The industry has been rocked by news that Majors’ publicists The Lede Company and Management 360 had dropped their star client long before his first court appearance next month. At present, WME still represents the majors. In 2018, the agency established a so-called “Client Advisory Board”, which makes a recommendation on whether or not to drop a client accused of impropriety. The committee of about 20 staff members – split equally by gender and from a cross-section of divisions – assesses the viability of a client amid charges and considers factors such as whether the client has been charged criminal or civil suit. WME has already dropped clients such as Brett Ratner, Bryan Singer and Armie Hammer. The committee has yet to meet regarding the Majors based on the limited information available.

Still, following the actor’s March 26 arraignment on a complaint involving misdemeanor charges of assault and aggravated harassment, other red flags have begun to emerge.
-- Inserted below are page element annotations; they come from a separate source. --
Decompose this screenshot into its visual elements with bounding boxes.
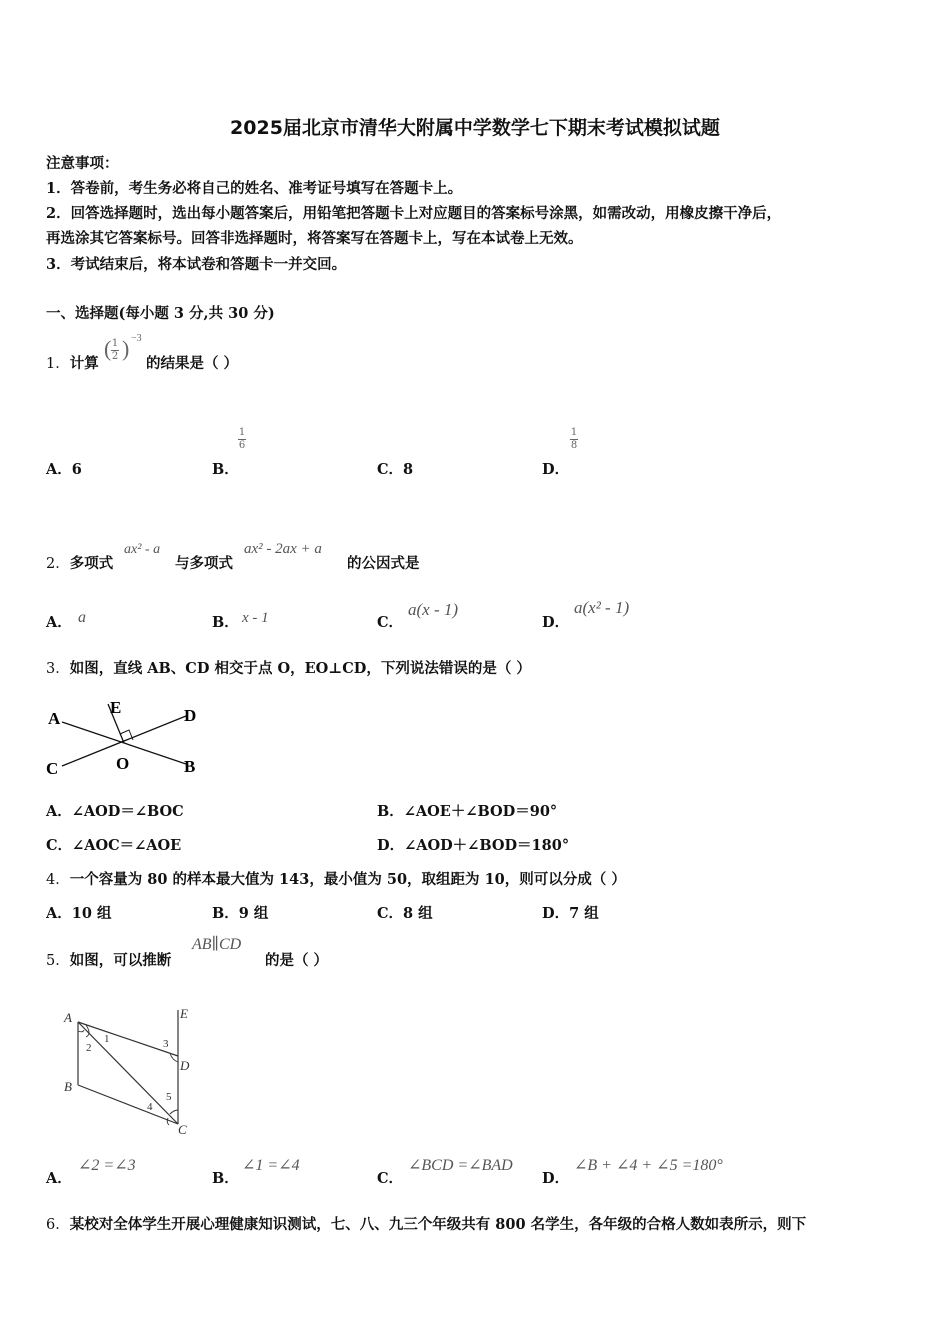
q5-option-b[interactable]: [212, 1167, 239, 1188]
q2-option-d[interactable]: [542, 611, 569, 632]
q2-option-d-text: a(x² - 1): [574, 598, 630, 617]
q2-suffix: 的公因式是: [347, 555, 420, 572]
question-1: [46, 352, 99, 373]
option-text: 6: [71, 461, 82, 478]
angle-3: 3: [163, 1038, 169, 1050]
q5-figure: [56, 1000, 206, 1140]
q4-option-c[interactable]: [377, 902, 433, 923]
question-5: [46, 949, 171, 970]
question-text: 如图，可以推断: [69, 952, 172, 969]
question-number: 6．: [46, 1217, 70, 1233]
option-label: B．: [212, 614, 239, 631]
question-text: 某校对全体学生开展心理健康知识测试，七、八、九三个年级共有 800 名学生，各年级的合格人数如表所示，则下: [69, 1216, 807, 1233]
fraction-denominator: 6: [238, 440, 246, 451]
q2-option-a-text: a: [78, 609, 86, 626]
question-6: [46, 1213, 806, 1234]
q5-option-c-text: ∠BCD =∠BAD: [408, 1157, 513, 1174]
option-text: 8: [403, 461, 414, 478]
option-label: A．: [46, 614, 72, 631]
q1-option-b-fraction: [238, 428, 246, 451]
notice-item-3: 3．考试结束后，将本试卷和答题卡一并交回。: [46, 256, 347, 273]
notice-heading: 注意事项：: [46, 155, 119, 172]
q5-option-d-text: ∠B + ∠4 + ∠5 =180°: [574, 1157, 723, 1174]
fraction-denominator: 2: [111, 351, 119, 362]
angle-5: 5: [166, 1091, 172, 1103]
q3-option-a[interactable]: [46, 800, 184, 821]
q2-option-c-text: a(x - 1): [408, 600, 459, 619]
q2-option-b[interactable]: [212, 611, 239, 632]
q2-option-a[interactable]: [46, 611, 72, 632]
option-label: D．: [542, 905, 570, 922]
q5-option-b-text: ∠1 =∠4: [242, 1157, 300, 1174]
option-label: D．: [542, 461, 570, 478]
arc-5: [170, 1110, 178, 1114]
question-text: 多项式: [69, 555, 114, 572]
q2-middle-text: 与多项式: [175, 555, 233, 572]
q3-option-d[interactable]: [377, 834, 569, 855]
q5-option-a[interactable]: [46, 1167, 72, 1188]
question-2: [46, 552, 113, 573]
option-label: C．: [377, 614, 404, 631]
option-text: 9 组: [238, 905, 269, 922]
segment-bc: [78, 1085, 178, 1124]
angle-1: 1: [104, 1033, 110, 1045]
option-text: 10 组: [71, 905, 112, 922]
option-label: C．: [377, 1170, 404, 1187]
option-text: 7 组: [569, 905, 599, 922]
q5-option-a-text: ∠2 =∠3: [78, 1157, 136, 1174]
q2-expression-2: ax² - 2ax + a: [244, 541, 322, 557]
option-text: 8 组: [403, 905, 433, 922]
label-d: D: [184, 706, 197, 725]
question-number: 1．: [46, 356, 70, 372]
option-label: C．: [377, 461, 404, 478]
q4-option-d[interactable]: [542, 902, 599, 923]
q3-option-c[interactable]: [46, 834, 181, 855]
option-label: B．: [377, 803, 404, 820]
option-label: C．: [377, 905, 404, 922]
question-number: 5．: [46, 953, 70, 969]
option-label: D．: [542, 1170, 570, 1187]
option-text: ∠AOD＝∠BOC: [71, 803, 184, 820]
fraction-numerator: 1: [111, 338, 119, 349]
option-text: ∠AOC＝∠AOE: [72, 837, 182, 854]
label-a: A: [48, 709, 61, 728]
label-c: C: [178, 1122, 187, 1137]
section-heading: 一、选择题(每小题 3 分,共 30 分): [46, 305, 275, 322]
q1-option-d[interactable]: [542, 458, 569, 479]
q1-option-a[interactable]: [46, 458, 82, 479]
q1-suffix: 的结果是（ ）: [146, 355, 239, 372]
option-label: B．: [212, 1170, 239, 1187]
q5-option-c[interactable]: [377, 1167, 403, 1188]
q3-figure: [40, 692, 220, 782]
label-e: E: [180, 1006, 188, 1021]
label-d: D: [180, 1058, 190, 1073]
angle-2: 2: [86, 1042, 92, 1054]
q3-option-b[interactable]: [377, 800, 557, 821]
option-label: C．: [46, 837, 73, 854]
option-label: A．: [46, 803, 72, 820]
q2-expression-1: ax² - a: [124, 542, 161, 557]
fraction-denominator: 8: [570, 440, 578, 451]
arc-2: [78, 1030, 84, 1032]
label-o: O: [116, 754, 130, 773]
label-c: C: [46, 759, 59, 778]
q4-option-a[interactable]: [46, 902, 112, 923]
label-a: A: [64, 1010, 72, 1025]
page-title: 2025届北京市清华大附属中学数学七下期末考试模拟试题: [230, 117, 720, 139]
option-label: B．: [212, 905, 239, 922]
q1-fraction: [111, 339, 119, 362]
fraction-numerator: 1: [238, 427, 246, 438]
option-label: D．: [542, 614, 570, 631]
notice-item-1: 1．答卷前，考生务必将自己的姓名、准考证号填写在答题卡上。: [46, 180, 463, 197]
question-number: 3．: [46, 661, 70, 677]
notice-item-2: 2．回答选择题时，选出每小题答案后，用铅笔把答题卡上对应题目的答案标号涂黑，如需改动，用橡皮擦干净后，: [46, 205, 782, 222]
option-text: ∠AOD＋∠BOD＝180°: [404, 837, 570, 854]
q4-option-b[interactable]: [212, 902, 268, 923]
question-3: [46, 657, 531, 678]
question-text: 一个容量为 80 的样本最大值为 143，最小值为 50，取组距为 10，则可以分成（ ）: [69, 871, 626, 888]
option-text: ∠AOE＋∠BOD＝90°: [403, 803, 558, 820]
question-text: 如图，直线 AB、CD 相交于点 O，EO⊥CD，下列说法错误的是（ ）: [69, 660, 531, 677]
arc-4: [167, 1118, 169, 1125]
right-paren: ): [122, 336, 130, 361]
fraction-numerator: 1: [570, 427, 578, 438]
angle-4: 4: [147, 1101, 153, 1113]
q1-exponent: −3: [131, 333, 142, 344]
notice-item-2-cont: 再选涂其它答案标号。回答非选择题时，将答案写在答题卡上，写在本试卷上无效。: [46, 230, 583, 247]
q5-option-d[interactable]: [542, 1167, 569, 1188]
q5-suffix: 的是（ ）: [265, 952, 329, 969]
question-number: 2．: [46, 556, 70, 572]
q2-option-b-text: x - 1: [242, 610, 269, 626]
q1-option-d-fraction: [570, 428, 578, 451]
label-e: E: [110, 698, 122, 717]
option-label: D．: [377, 837, 405, 854]
q1-option-b[interactable]: [212, 458, 239, 479]
question-4: [46, 868, 626, 889]
option-label: A．: [46, 1170, 72, 1187]
left-paren: (: [104, 336, 112, 361]
q5-expression: AB∥CD: [192, 936, 242, 953]
option-label: B．: [212, 461, 239, 478]
label-b: B: [64, 1079, 72, 1094]
option-label: A．: [46, 461, 72, 478]
question-number: 4．: [46, 872, 70, 888]
q2-option-c[interactable]: [377, 611, 403, 632]
q1-option-c[interactable]: [377, 458, 413, 479]
label-b: B: [184, 757, 196, 776]
question-text: 计算: [69, 355, 99, 372]
option-label: A．: [46, 905, 72, 922]
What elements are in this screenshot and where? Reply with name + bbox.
Broadway actor Tim Nicolai, who appeared alongside Rachel Weisz in the Public Theater’s production of “Plenty,” tweeted that day, “I already see a bunch of ‘why didn’t you do anything ?!’ People, people tried. In the end, a victim had to come forward. It’s both horrible to know that he’s still doing this and also a relief that he may not find again. Never again. A group of us are close to people (and sometimes multiple people) who they have directly hurt. I don’t know if they will talk about it. It’s entirely their decision.

When Variety reached out to Nicolai, he replied, “I stand by what I wrote. And I support his victims that I know, however they choose to move forward. (Nicolai says no one from the majors camp contacted him as a result of his tweets.)

A judge ordered Majors released on his own recognizance on March 25 with a limited protective order. In the weeks that followed, the actor, a Yale School of Drama alum whose recent credits include “Devotion,” “Da Five Bloods” and an Emmy-nominated role in HBO’s “Lovecraft Country“, was removed from several jobs, including “The Man in My Basement” from Protagonist Pictures. Valentino and Majors also “mutually agreed” that the actor will no longer be attending this year’s Met Gala.

In addition to his role in the Marvel Cinematic Universe, the actor is also set to play NBA bad boy Dennis Rodman in the Lionsgate movie “48 Hours in Vegas.” With this project, the studio is closely monitoring developments before deciding whether or not to pursue the majors. Other projects in play include Spike Lee’s “Da Understudy” for Amazon. A studio source says Majors is still attached to star and produce alongside Will Smith, but the project hasn’t moved forward since it was announced in early March.

“I think the truth is that everyone is waiting to see what Marvel is going to do,” says an industry insider familiar with the situation. “That doesn’t mean everyone will do the same, but that’s what people are looking for.”

(Matt Donnelly and Adam B. Vary contributed to this report.)

NOTE: This story has been updated to include comment from Majors’ attorney.